Designing a cloud-based SAP system brings additional complexities – although it’s worth remembering these complexities are outweighed by the opportunities and flexibility that cloud gives you versus an on-premise solution.
There are lots of different environments with SAP – production, staging, UAT, and development. With Azure Blueprints and Azure Policy, you can ensure consistency across environments, and governance across the estate.
Compute is a core tenant of performance for Azure. Microsoft offers full SAP HANA certified Virtual Machines with varying combinations of disk options. For those that require additional performance, Microsoft released the SAP HANA on Azure (Large Instances)1 service which provides dedicated bare metal servers for SAP. Units can have 36 Intel CPU cores and 768 GB of memory and go up to units that have 480 Intel CPU cores and 24 TB of memory.
Networks are a very important aspect of SAP performance and availability. You need to consider the design of your cloud network topology. Azure enables you to build a near zero-trust network where traffic is inspected and authenticated north, south, east and west. However, it’s important to also consider trusted zones and to consider using private endpoints for some traffic. This traffic will traverse the backbone rather than going over the IP subnet range – resulting in less firewall load and transaction cost.

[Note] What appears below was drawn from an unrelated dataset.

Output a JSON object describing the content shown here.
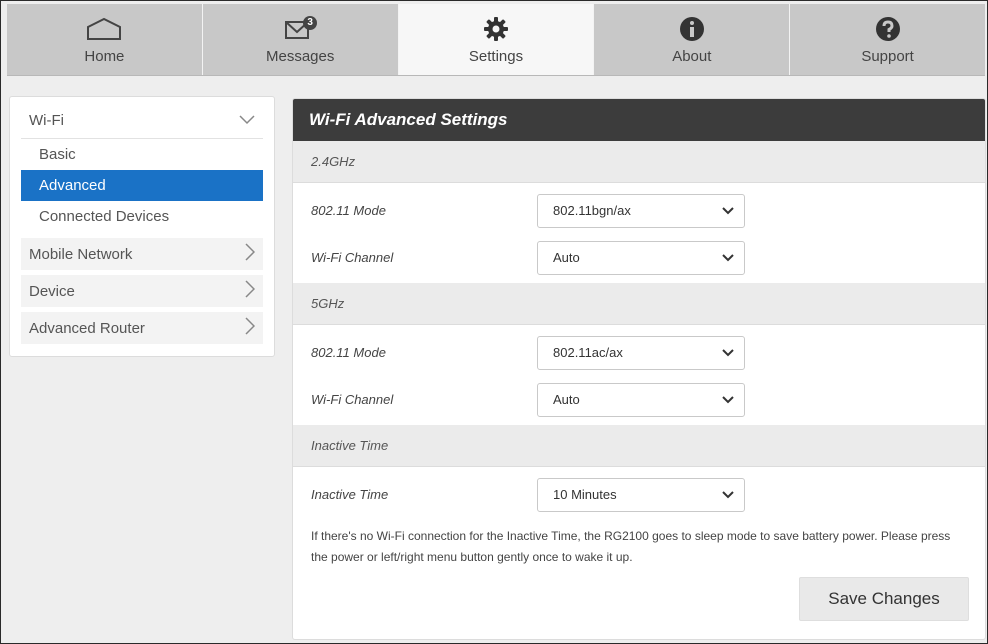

Disaster recovery is an area where the cloud really comes into its own and an area where many people make mistakes. Azure Site Recovery2 is a fantastic solution that enables fully isolated DR testing and automated recovery plans with full dependable recovery. Microsoft also provides a native backup tool in the form of Azure Backup, which now supports HANA.
Microsoft has recently announced Azure Monitor for SAP3, which is currently in preview. The solution works on SAP on Virtual Machines as well as SAP on Azure Large Instances. The solution monitors high availability pacemaker clusters, SAP HANA and SQL Server telemetry. When combined with advanced network monitoring, Azure monitor provides engineers with all the insight and data to monitor and troubleshoot performance problems.
Managing the Transition
There are four stages to the migration – planning, pilot, migration, and post-migration. Communication is important as you progress. Have a roll-back plan, not only for problems encountered during the process but also afterwards if business-impacting issues such as data inconsistency are discovered.

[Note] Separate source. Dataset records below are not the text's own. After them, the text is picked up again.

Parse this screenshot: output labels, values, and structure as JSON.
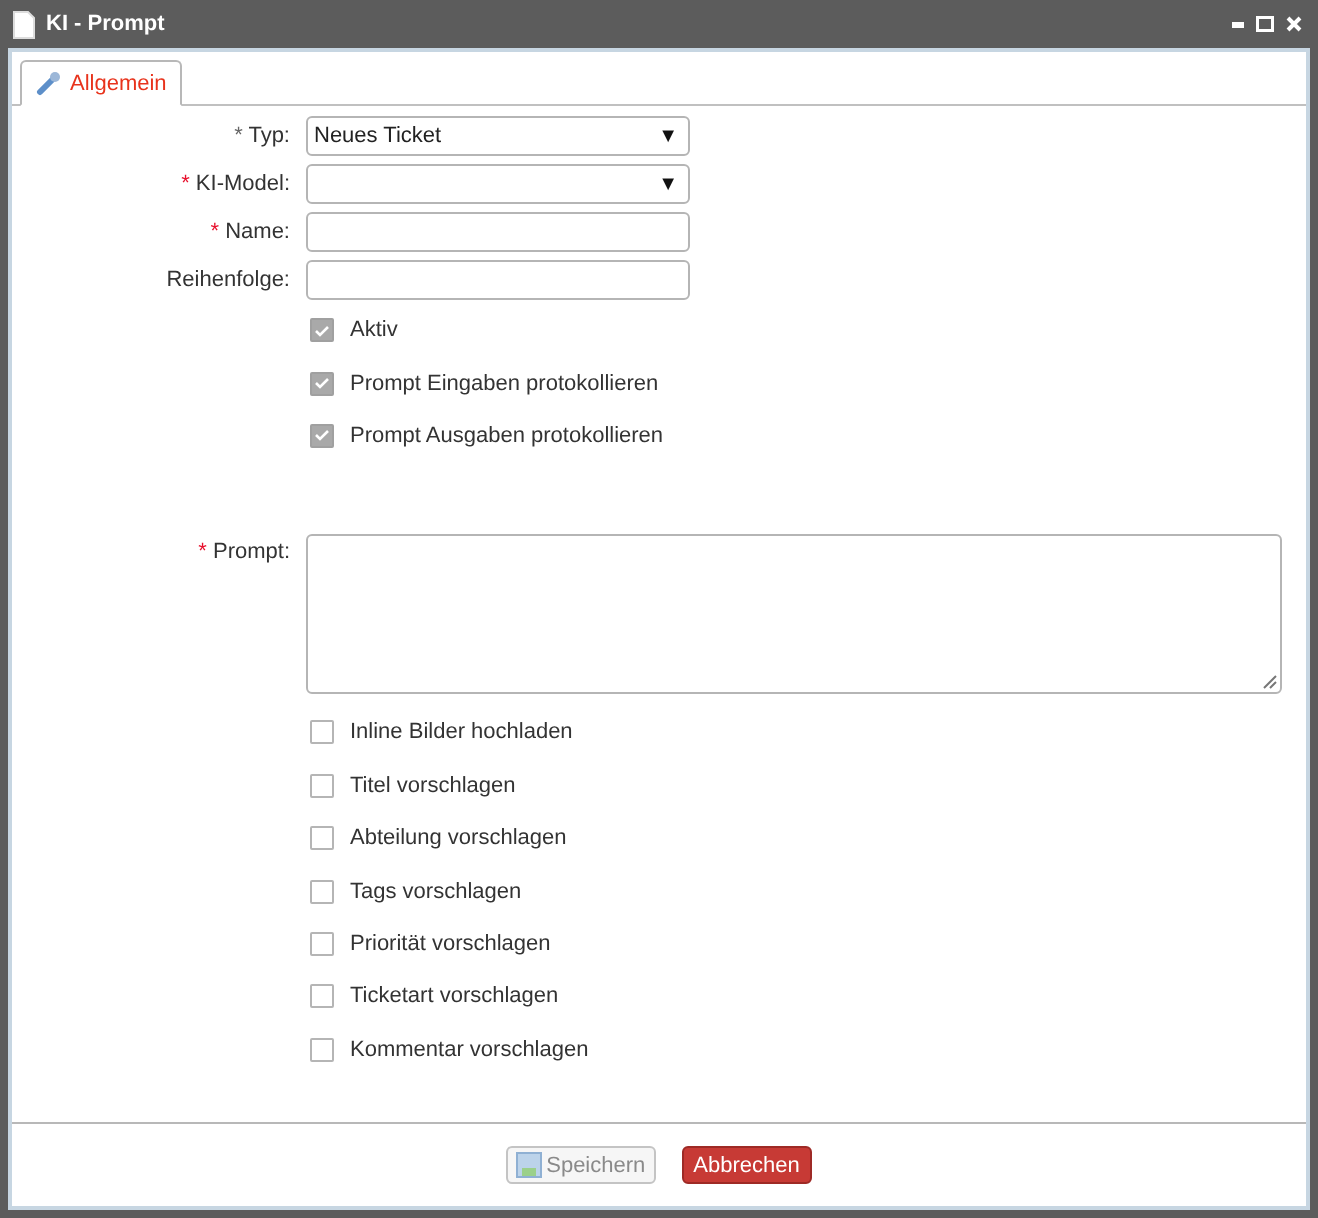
{
  "window": {
    "title": "KI - Prompt"
  },
  "tabs": [
    {
      "label": "Allgemein",
      "selected": true
    }
  ],
  "fields": [
    {
      "kind": "select",
      "label": "Typ:",
      "marker": "*",
      "color": "#666666",
      "value": "Neues Ticket",
      "caret": "▼"
    },
    {
      "kind": "select",
      "label": "KI-Model:",
      "marker": "*",
      "color": "#e8112d",
      "caret": "▼"
    },
    {
      "kind": "text",
      "label": "Name:",
      "marker": "*",
      "color": "#e8112d"
    },
    {
      "kind": "text",
      "label": "Reihenfolge:"
    }
  ],
  "flags": [
    {
      "label": "Aktiv",
      "checked": true,
      "disabled": true
    },
    {
      "label": "Prompt Eingaben protokollieren",
      "checked": true,
      "disabled": true
    },
    {
      "label": "Prompt Ausgaben protokollieren",
      "checked": true,
      "disabled": true
    }
  ],
  "prompt": {
    "label": "Prompt:",
    "marker": "*",
    "color": "#e8112d"
  },
  "options": [
    {
      "label": "Inline Bilder hochladen",
      "checked": false
    },
    {
      "label": "Titel vorschlagen",
      "checked": false
    },
    {
      "label": "Abteilung vorschlagen",
      "checked": false
    },
    {
      "label": "Tags vorschlagen",
      "checked": false
    },
    {
      "label": "Priorität vorschlagen",
      "checked": false
    },
    {
      "label": "Ticketart vorschlagen",
      "checked": false
    },
    {
      "label": "Kommentar vorschlagen",
      "checked": false
    }
  ],
  "buttons": [
    {
      "label": "Speichern",
      "kind": "save",
      "disabled": true
    },
    {
      "label": "Abbrechen",
      "kind": "cancel",
      "disabled": false
    }
  ]
}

To minimise risk, consider using automation where possible. Automating the configuration management and policy components of the release will help to ensure that no errors were introduced into the runbook.

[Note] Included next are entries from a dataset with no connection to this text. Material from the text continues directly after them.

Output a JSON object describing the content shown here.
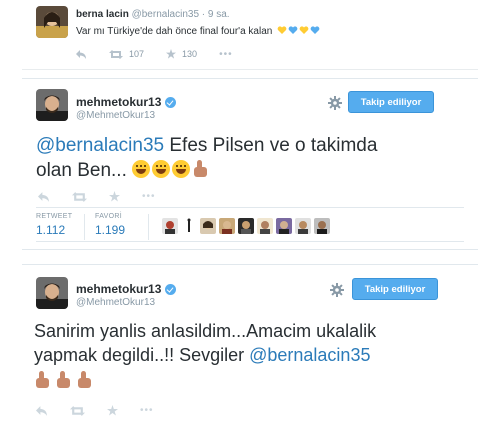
{
  "tweet_top": {
    "name": "berna lacin",
    "handle": "@bernalacin35",
    "time": "· 9 sa.",
    "text": "Var mı Türkiye'de dah önce final four'a kalan",
    "retweet_count": "107",
    "favorite_count": "130"
  },
  "tweet_main": {
    "name": "mehmetokur13",
    "handle": "@MehmetOkur13",
    "follow_label": "Takip ediliyor",
    "mention": "@bernalacin35",
    "text_line1_rest": " Efes Pilsen ve o takimda",
    "text_line2": "olan Ben...",
    "stats": {
      "retweet_label": "RETWEET",
      "retweet_value": "1.112",
      "favorite_label": "FAVORİ",
      "favorite_value": "1.199"
    }
  },
  "tweet_reply": {
    "name": "mehmetokur13",
    "handle": "@MehmetOkur13",
    "follow_label": "Takip ediliyor",
    "text_line1": "Sanirim yanlis anlasildim...Amacim ukalalik",
    "text_line2_before": "yapmak degildi..!! Sevgiler ",
    "mention": "@bernalacin35"
  },
  "colors": {
    "accent": "#55acee",
    "link": "#2b7bb9",
    "heart_yellow": "#ffcc33",
    "heart_blue": "#55acee"
  },
  "icons": [
    "reply-icon",
    "retweet-icon",
    "favorite-icon",
    "more-icon",
    "gear-icon",
    "verified-badge-icon"
  ]
}
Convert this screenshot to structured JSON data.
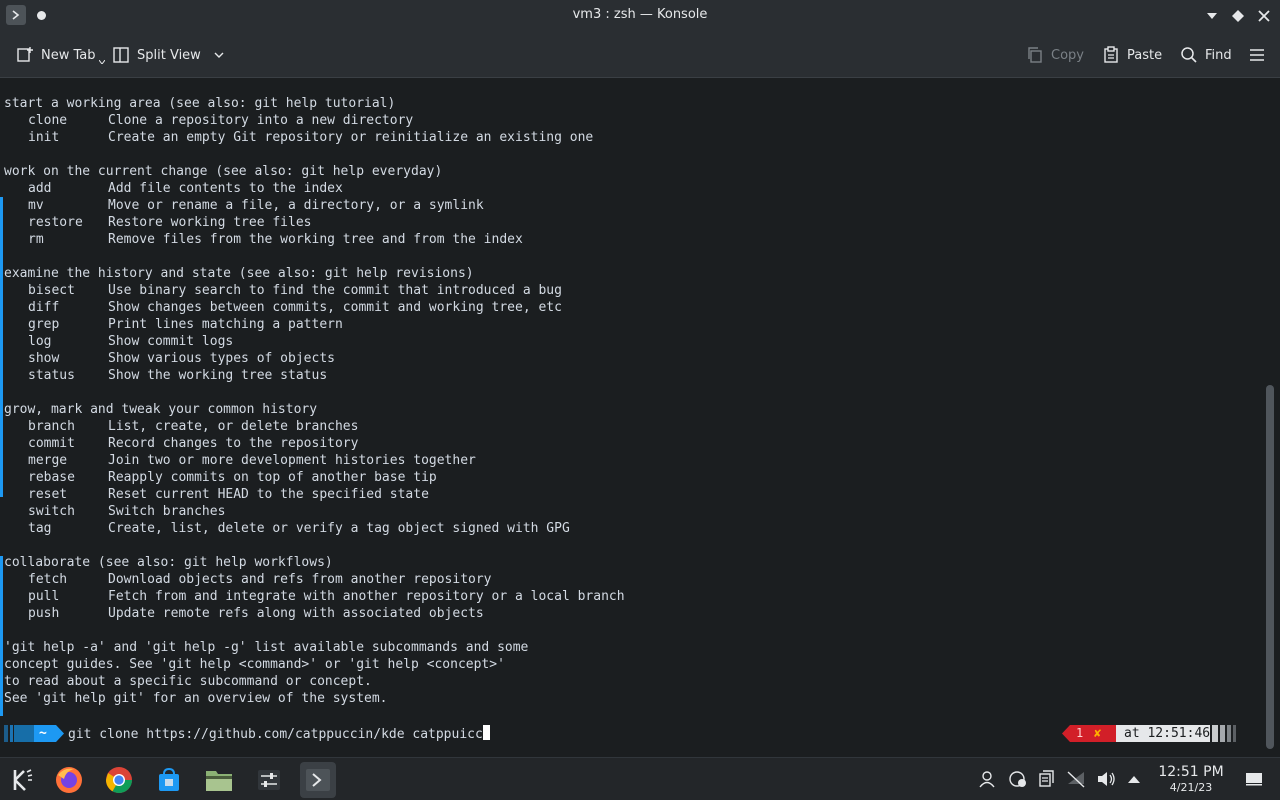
{
  "window": {
    "title": "vm3 : zsh — Konsole"
  },
  "toolbar": {
    "new_tab_label": "New Tab",
    "split_view_label": "Split View",
    "copy_label": "Copy",
    "paste_label": "Paste",
    "find_label": "Find"
  },
  "terminal": {
    "sections": [
      {
        "heading": "start a working area (see also: git help tutorial)",
        "commands": [
          {
            "name": "clone",
            "desc": "Clone a repository into a new directory"
          },
          {
            "name": "init",
            "desc": "Create an empty Git repository or reinitialize an existing one"
          }
        ]
      },
      {
        "heading": "work on the current change (see also: git help everyday)",
        "commands": [
          {
            "name": "add",
            "desc": "Add file contents to the index"
          },
          {
            "name": "mv",
            "desc": "Move or rename a file, a directory, or a symlink"
          },
          {
            "name": "restore",
            "desc": "Restore working tree files"
          },
          {
            "name": "rm",
            "desc": "Remove files from the working tree and from the index"
          }
        ]
      },
      {
        "heading": "examine the history and state (see also: git help revisions)",
        "commands": [
          {
            "name": "bisect",
            "desc": "Use binary search to find the commit that introduced a bug"
          },
          {
            "name": "diff",
            "desc": "Show changes between commits, commit and working tree, etc"
          },
          {
            "name": "grep",
            "desc": "Print lines matching a pattern"
          },
          {
            "name": "log",
            "desc": "Show commit logs"
          },
          {
            "name": "show",
            "desc": "Show various types of objects"
          },
          {
            "name": "status",
            "desc": "Show the working tree status"
          }
        ]
      },
      {
        "heading": "grow, mark and tweak your common history",
        "commands": [
          {
            "name": "branch",
            "desc": "List, create, or delete branches"
          },
          {
            "name": "commit",
            "desc": "Record changes to the repository"
          },
          {
            "name": "merge",
            "desc": "Join two or more development histories together"
          },
          {
            "name": "rebase",
            "desc": "Reapply commits on top of another base tip"
          },
          {
            "name": "reset",
            "desc": "Reset current HEAD to the specified state"
          },
          {
            "name": "switch",
            "desc": "Switch branches"
          },
          {
            "name": "tag",
            "desc": "Create, list, delete or verify a tag object signed with GPG"
          }
        ]
      },
      {
        "heading": "collaborate (see also: git help workflows)",
        "commands": [
          {
            "name": "fetch",
            "desc": "Download objects and refs from another repository"
          },
          {
            "name": "pull",
            "desc": "Fetch from and integrate with another repository or a local branch"
          },
          {
            "name": "push",
            "desc": "Update remote refs along with associated objects"
          }
        ]
      }
    ],
    "footer_lines": [
      "'git help -a' and 'git help -g' list available subcommands and some",
      "concept guides. See 'git help <command>' or 'git help <concept>'",
      "to read about a specific subcommand or concept.",
      "See 'git help git' for an overview of the system."
    ],
    "prompt": {
      "dir": "~",
      "command": "git clone https://github.com/catppuccin/kde catppuicc",
      "exit_code": "1",
      "error_mark": "✘",
      "time_label": "at 12:51:46"
    }
  },
  "taskbar": {
    "clock_time": "12:51 PM",
    "clock_date": "4/21/23",
    "icons": [
      "kde-icon",
      "firefox-icon",
      "chrome-icon",
      "store-icon",
      "folder-icon",
      "settings-icon",
      "konsole-icon"
    ]
  },
  "colors": {
    "accent": "#1d99f3",
    "error": "#e0202a",
    "terminal_bg": "#1b1e20",
    "terminal_fg": "#d3dae3"
  }
}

Finally, consider your post-migration early life support. Most migrations occur over the weekend, so have extra eyes on screen and extra monitoring in place when the business comes online so you can quickly react and get issues resolved.
Planning is the most important part of successful migrations. You need a good understanding of the application today, what changes you’re going to make, and you need to make a detailed assessment of how you’re going to make the change.
This, combined with business stakeholder alignment and constant communication throughout the process, means you will ensure a successful migration and enable you to start taking advantage of the benefits of SAP on Azure.